Specifically, there should be a more explicit definition of what is meant by full access to all the data. There should be an author who is independent of the sponsor take responsibility for the integrity of the study and the accuracy of the data analysis, and finally the responsible author should be prepared and able to provide the data to the journal if requested before acceptance and for a period of time after publication — perhaps 5 years, Dr. Steinbrook said.
“Our view is that the requirement for the availability of the data would be important. We don’t view this as a routine exercise to look at primary data; it’s not a trivial undertaking; it’s meant to be done for specific well-defined reasons,” he said. “But it is our view that the mere requirement of availability of data for independent examination by journals would be an important safeguard.”
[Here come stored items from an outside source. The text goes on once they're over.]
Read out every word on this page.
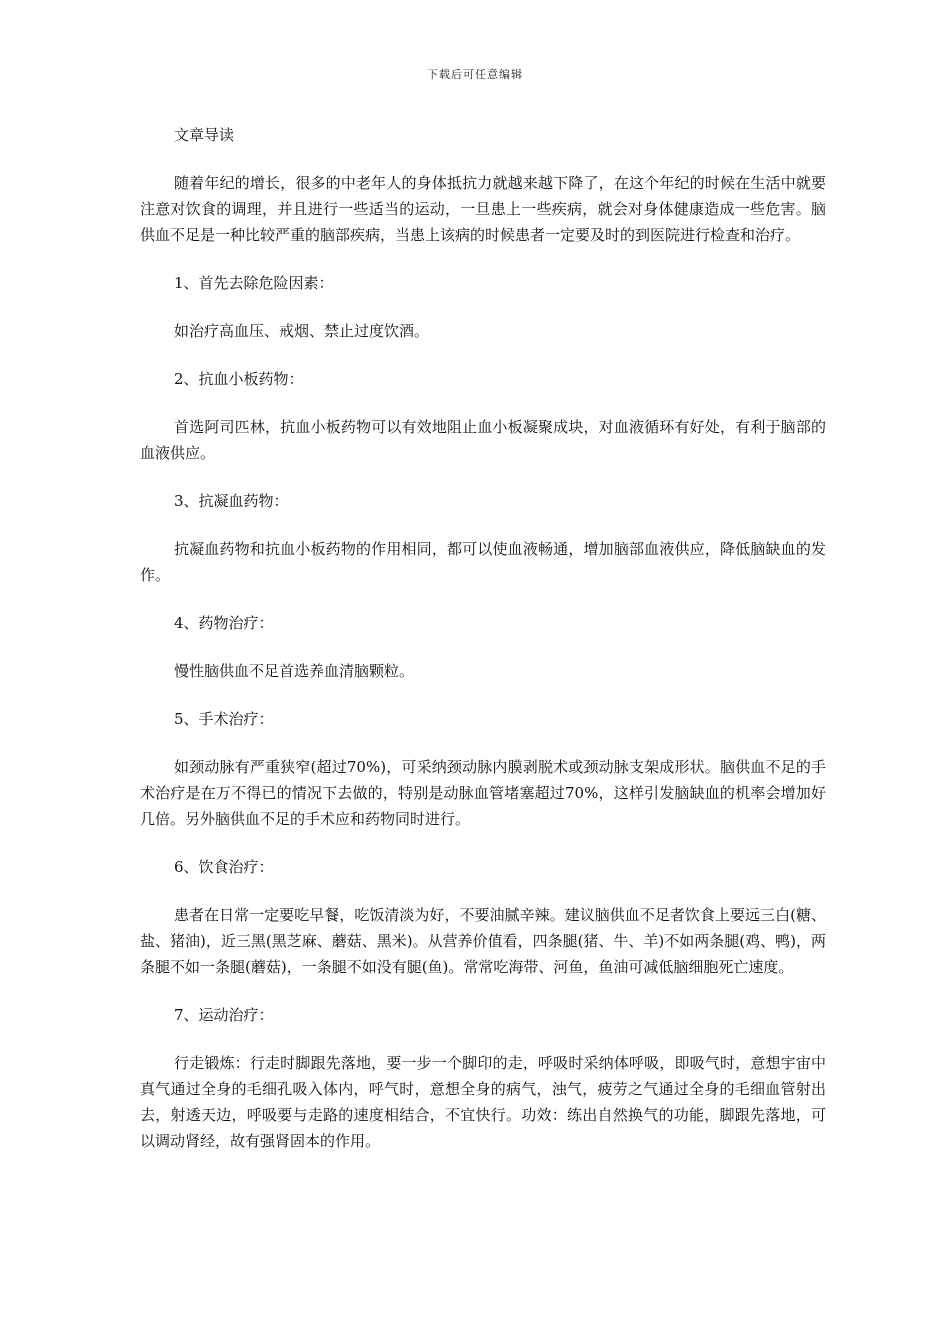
下载后可任意编辑

文章导读

随着年纪的增长，很多的中老年人的身体抵抗力就越来越下降了，在这个年纪的时候在生活中就要注意对饮食的调理，并且进行一些适当的运动，一旦患上一些疾病，就会对身体健康造成一些危害。脑供血不足是一种比较严重的脑部疾病，当患上该病的时候患者一定要及时的到医院进行检查和治疗。

1、首先去除危险因素：

如治疗高血压、戒烟、禁止过度饮酒。

2、抗血小板药物：

首选阿司匹林，抗血小板药物可以有效地阻止血小板凝聚成块，对血液循环有好处，有利于脑部的血液供应。

3、抗凝血药物：

抗凝血药物和抗血小板药物的作用相同，都可以使血液畅通，增加脑部血液供应，降低脑缺血的发作。

4、药物治疗：

慢性脑供血不足首选养血清脑颗粒。

5、手术治疗：

如颈动脉有严重狭窄(超过70%)，可采纳颈动脉内膜剥脱术或颈动脉支架成形状。脑供血不足的手术治疗是在万不得已的情况下去做的，特别是动脉血管堵塞超过70%，这样引发脑缺血的机率会增加好几倍。另外脑供血不足的手术应和药物同时进行。

6、饮食治疗：

患者在日常一定要吃早餐，吃饭清淡为好，不要油腻辛辣。建议脑供血不足者饮食上要远三白(糖、盐、猪油)，近三黑(黑芝麻、蘑菇、黑米)。从营养价值看，四条腿(猪、牛、羊)不如两条腿(鸡、鸭)，两条腿不如一条腿(蘑菇)，一条腿不如没有腿(鱼)。常常吃海带、河鱼，鱼油可减低脑细胞死亡速度。

7、运动治疗：

行走锻炼：行走时脚跟先落地，要一步一个脚印的走，呼吸时采纳体呼吸，即吸气时，意想宇宙中真气通过全身的毛细孔吸入体内，呼气时，意想全身的病气，浊气，疲劳之气通过全身的毛细血管射出去，射透天边，呼吸要与走路的速度相结合，不宜快行。功效：练出自然换气的功能，脚跟先落地，可以调动肾经，故有强肾固本的作用。
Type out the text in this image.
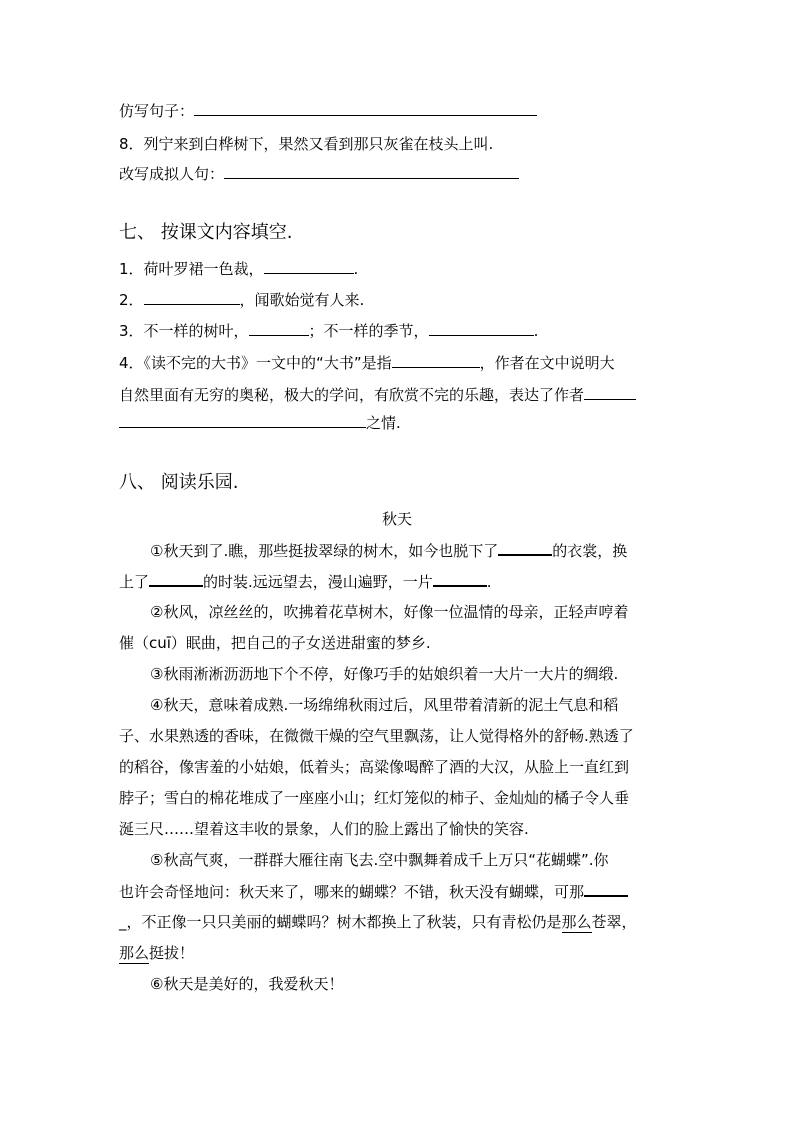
仿写句子：
8．列宁来到白桦树下，果然又看到那只灰雀在枝头上叫.
改写成拟人句：
七、 按课文内容填空.
1．荷叶罗裙一色裁，	.
2．	，闻歌始觉有人来.
3．不一样的树叶，	；不一样的季节，	.
4．《读不完的大书》一文中的“大书”是指	，作者在文中说明大
自然里面有无穷的奥秘，极大的学问，有欣赏不完的乐趣，表达了作者
之情.
八、 阅读乐园.
秋天
①秋天到了.瞧，那些挺拔翠绿的树木，如今也脱下了	的衣裳，换
上了	的时装.远远望去，漫山遍野，一片	.
②秋风，凉丝丝的，吹拂着花草树木，好像一位温情的母亲，正轻声哼着
催（cuī）眠曲，把自己的子女送进甜蜜的梦乡.
③秋雨淅淅沥沥地下个不停，好像巧手的姑娘织着一大片一大片的绸缎.
④秋天，意味着成熟.一场绵绵秋雨过后，风里带着清新的泥土气息和稻
子、水果熟透的香味，在微微干燥的空气里飘荡，让人觉得格外的舒畅.熟透了
的稻谷，像害羞的小姑娘，低着头；高粱像喝醉了酒的大汉，从脸上一直红到
脖子；雪白的棉花堆成了一座座小山；红灯笼似的柿子、金灿灿的橘子令人垂
涎三尺……望着这丰收的景象，人们的脸上露出了愉快的笑容.
⑤秋高气爽，一群群大雁往南飞去.空中飘舞着成千上万只“花蝴蝶”.你
也许会奇怪地问：秋天来了，哪来的蝴蝶？不错，秋天没有蝴蝶，可那
_，不正像一只只美丽的蝴蝶吗？树木都换上了秋装，只有青松仍是那么苍翠，
那么挺拔！
⑥秋天是美好的，我爱秋天！
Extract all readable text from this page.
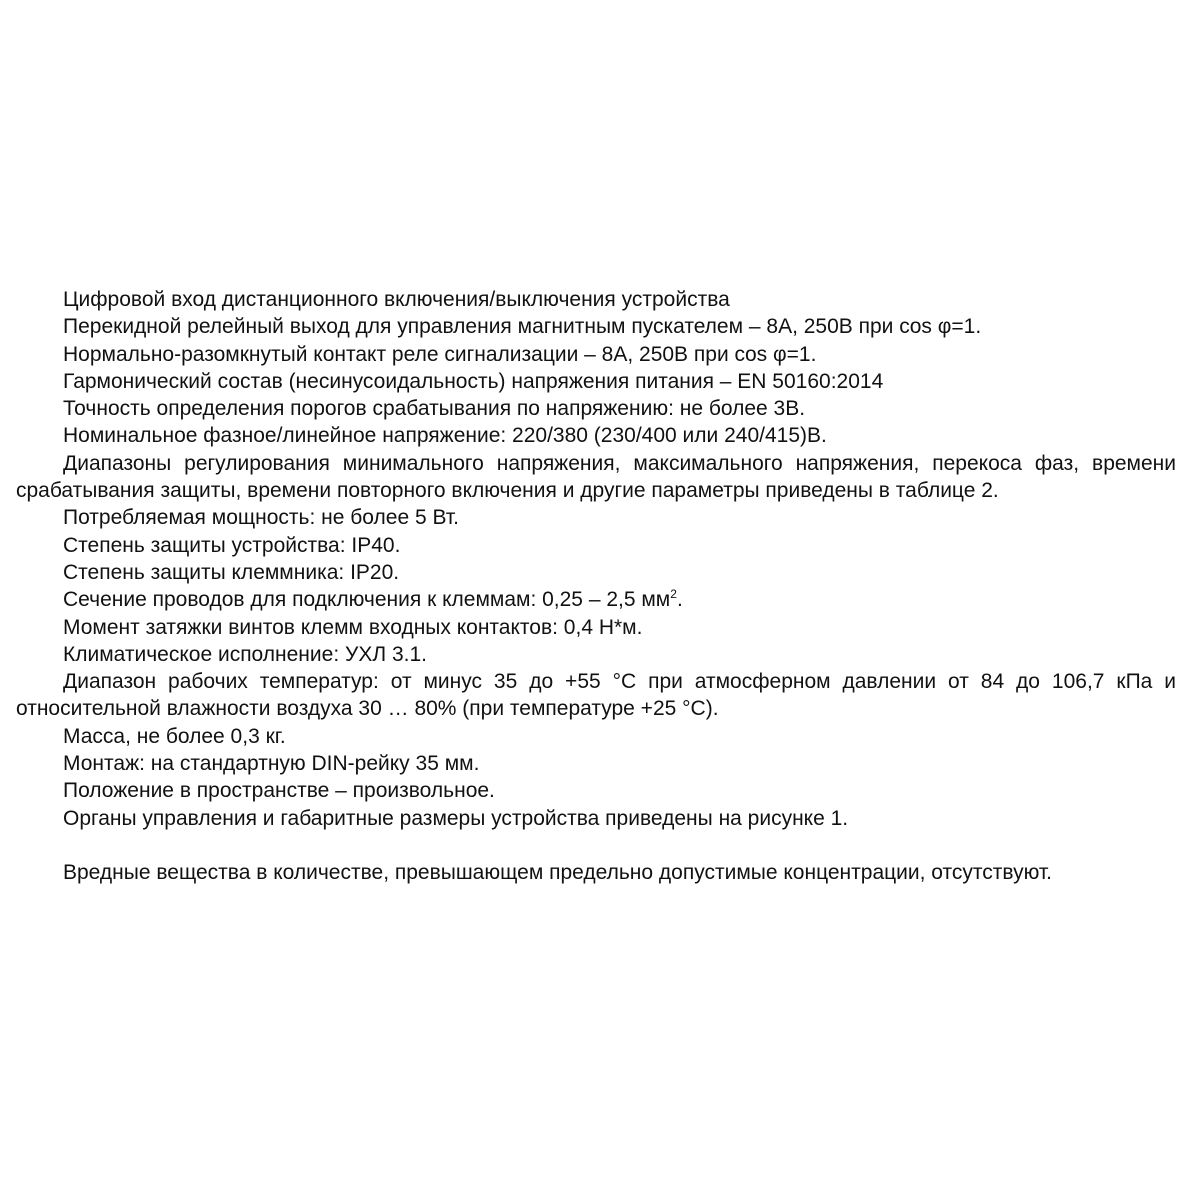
Цифровой вход дистанционного включения/выключения устройства

Перекидной релейный выход для управления магнитным пускателем – 8А, 250В при cos φ=1.

Нормально-разомкнутый контакт реле сигнализации – 8А, 250В при cos φ=1.

Гармонический состав (несинусоидальность) напряжения питания – EN 50160:2014

Точность определения порогов срабатывания по напряжению: не более 3В.

Номинальное фазное/линейное напряжение: 220/380 (230/400 или 240/415)В.

Диапазоны регулирования минимального напряжения, максимального напряжения, перекоса фаз, времени срабатывания защиты, времени повторного включения и другие параметры приведены в таблице 2.

Потребляемая мощность: не более 5 Вт.

Степень защиты устройства: IP40.

Степень защиты клеммника: IP20.

Сечение проводов для подключения к клеммам: 0,25 – 2,5 $мм^2$.

Момент затяжки винтов клемм входных контактов: 0,4 Н*м.

Климатическое исполнение: УХЛ 3.1.

Диапазон рабочих температур: от минус 35 до +55 °С при атмосферном давлении от 84 до 106,7 кПа и относительной влажности воздуха 30 … 80% (при температуре +25 °С).

Масса, не более 0,3 кг.

Монтаж: на стандартную DIN-рейку 35 мм.

Положение в пространстве – произвольное.

Органы управления и габаритные размеры устройства приведены на рисунке 1.

Вредные вещества в количестве, превышающем предельно допустимые концентрации, отсутствуют.
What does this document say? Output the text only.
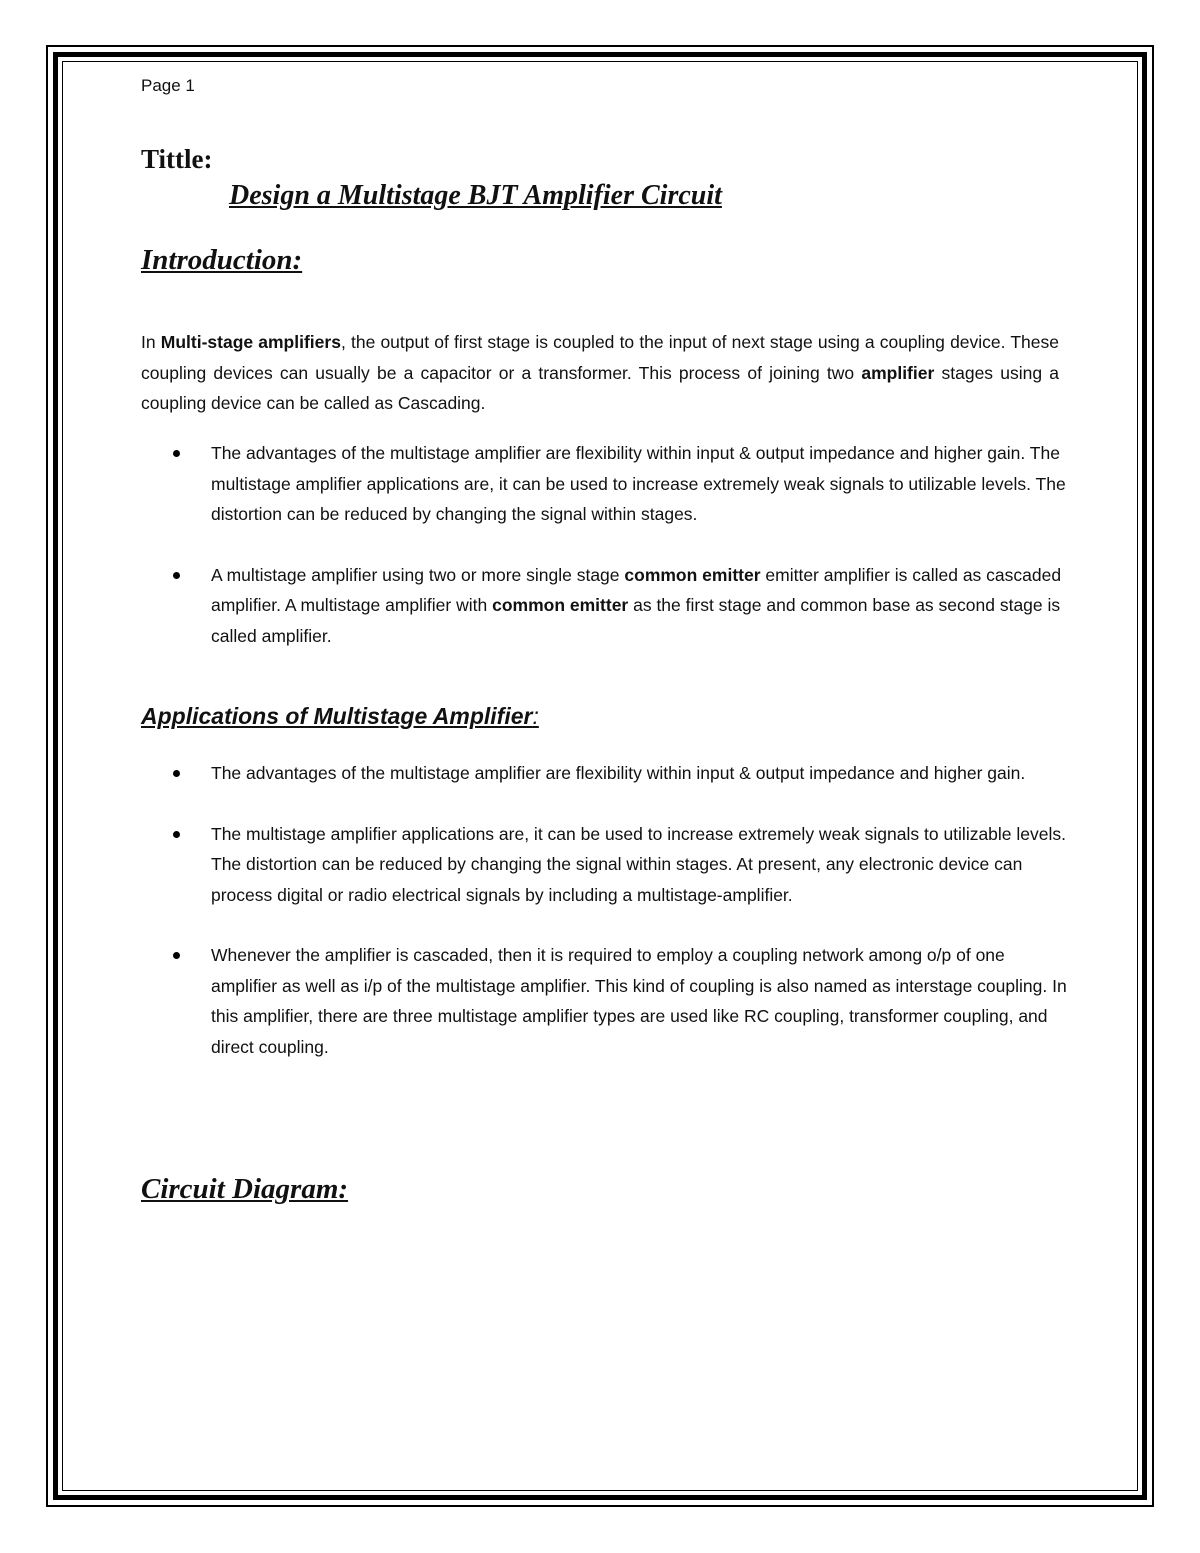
Page 1
Tittle:
Design a Multistage BJT Amplifier Circuit
Introduction:

In Multi-stage amplifiers, the output of first stage is coupled to the input of next stage using a coupling device. These coupling devices can usually be a capacitor or a transformer. This process of joining two amplifier stages using a coupling device can be called as Cascading.

The advantages of the multistage amplifier are flexibility within input & output impedance and higher gain. The multistage amplifier applications are, it can be used to increase extremely weak signals to utilizable levels. The distortion can be reduced by changing the signal within stages.
A multistage amplifier using two or more single stage common emitter emitter amplifier is called as cascaded amplifier. A multistage amplifier with common emitter as the first stage and common base as second stage is called amplifier.
Applications of Multistage Amplifier:
The advantages of the multistage amplifier are flexibility within input & output impedance and higher gain.
The multistage amplifier applications are, it can be used to increase extremely weak signals to utilizable levels. The distortion can be reduced by changing the signal within stages. At present, any electronic device can process digital or radio electrical signals by including a multistage-amplifier.
Whenever the amplifier is cascaded, then it is required to employ a coupling network among o/p of one amplifier as well as i/p of the multistage amplifier. This kind of coupling is also named as interstage coupling. In this amplifier, there are three multistage amplifier types are used like RC coupling, transformer coupling, and direct coupling.
Circuit Diagram:
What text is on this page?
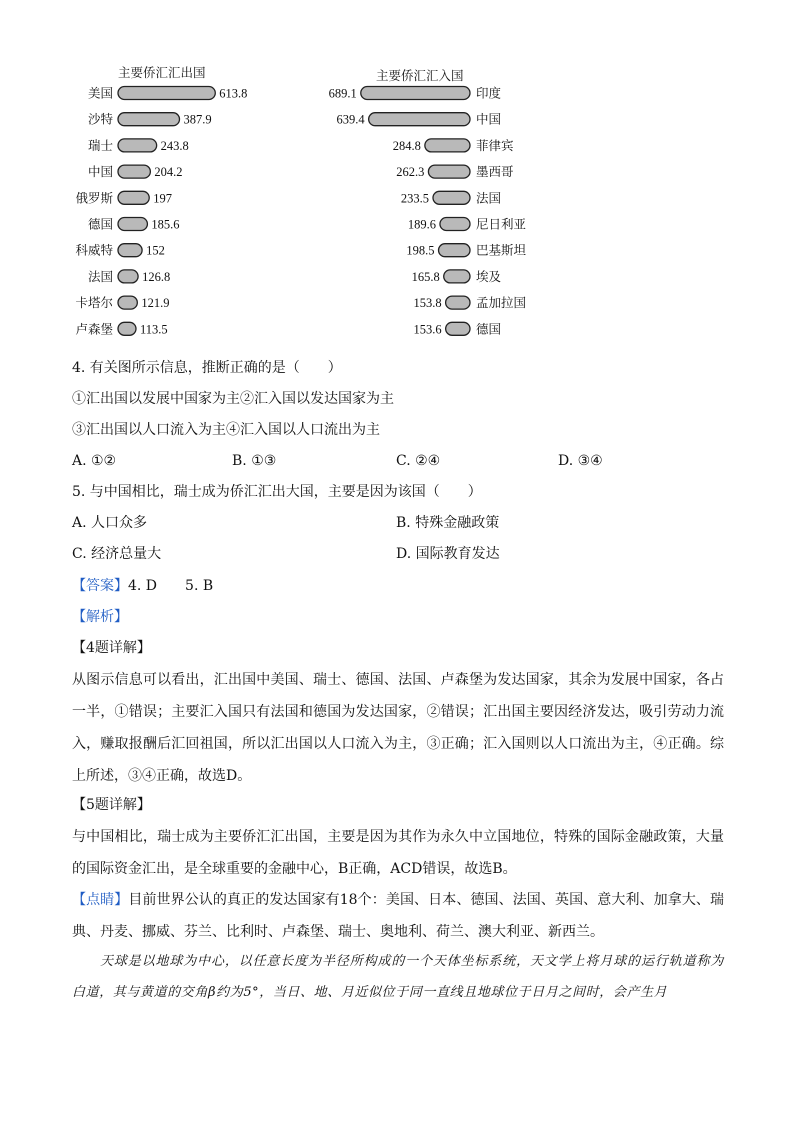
主要侨汇汇出国	主要侨汇汇入国
美国	613.8
沙特	387.9
瑞士	243.8
中国	204.2
俄罗斯	197
德国	185.6
科威特	152
法国 126.8
卡塔尔 121.9
卢森堡 113.5
689.1	印度
639.4	中国
284.8	菲律宾
262.3	墨西哥
233.5	法国
189.6	尼日利亚
198.5	巴基斯坦
165.8	埃及
153.8	孟加拉国
153.6	德国
4. 有关图所示信息，推断正确的是（　　）
①汇出国以发展中国家为主②汇入国以发达国家为主
③汇出国以人口流入为主④汇入国以人口流出为主
A. ①②	B. ①③	C. ②④	D. ③④
5. 与中国相比，瑞士成为侨汇汇出大国，主要是因为该国（　　）
A. 人口众多	B. 特殊金融政策
C. 经济总量大	D. 国际教育发达
【答案】4. D　　5. B
【解析】
【4题详解】
从图示信息可以看出，汇出国中美国、瑞士、德国、法国、卢森堡为发达国家，其余为发展中国家，各占一半，①错误；主要汇入国只有法国和德国为发达国家，②错误；汇出国主要因经济发达，吸引劳动力流入，赚取报酬后汇回祖国，所以汇出国以人口流入为主，③正确；汇入国则以人口流出为主，④正确。综上所述，③④正确，故选D。
【5题详解】
与中国相比，瑞士成为主要侨汇汇出国，主要是因为其作为永久中立国地位，特殊的国际金融政策，大量的国际资金汇出，是全球重要的金融中心，B正确，ACD错误，故选B。
【点睛】目前世界公认的真正的发达国家有18个：美国、日本、德国、法国、英国、意大利、加拿大、瑞典、丹麦、挪威、芬兰、比利时、卢森堡、瑞士、奥地利、荷兰、澳大利亚、新西兰。
天球是以地球为中心，以任意长度为半径所构成的一个天体坐标系统，天文学上将月球的运行轨道称为白道，其与黄道的交角β约为5°，当日、地、月近似位于同一直线且地球位于日月之间时，会产生月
In an accompanying editorial, BMJ Editor Fiona Godlee and Associate Editor Elizabeth Loder write the reboxetine story and similar episodes “….must call into question the entire evidence synthesis enterprise. Meta-analyses are generally considered the best form of evidence, but is that a plausible world view any longer when so many of them are likely to be missing relevant information?”
Because of the seriousness of the problem, the BMJ plans to devote a special theme issue to the topic in late 2011.
“We are especially interested in high quality original research that aims to uncover previously unavailable data and re-evaluate treatments and practice in light of that new evidence.”
They add that restoring trust in existing evidence is the most important thing.
“To that end, the BMJ is more interested in constructive use of data than finger pointing or blame. We encourage drug companies and device manufacturers, as well as academic researchers, to take advantage of the opportunity afforded by our upcoming theme issue,” they write.
“Full information about previously conducted clinical trials involving drugs, devices, and other treatments is vital to clinical decision making. It is time to demonstrate a shared commitment to set the record straight.”
Dr. Wieseler is employed by the Institute for Quality and Efficiency in Health Care. Dr. Steinbrook, Dr. Godlee, and Dr. Loder have disclosed no relevant financial relationships.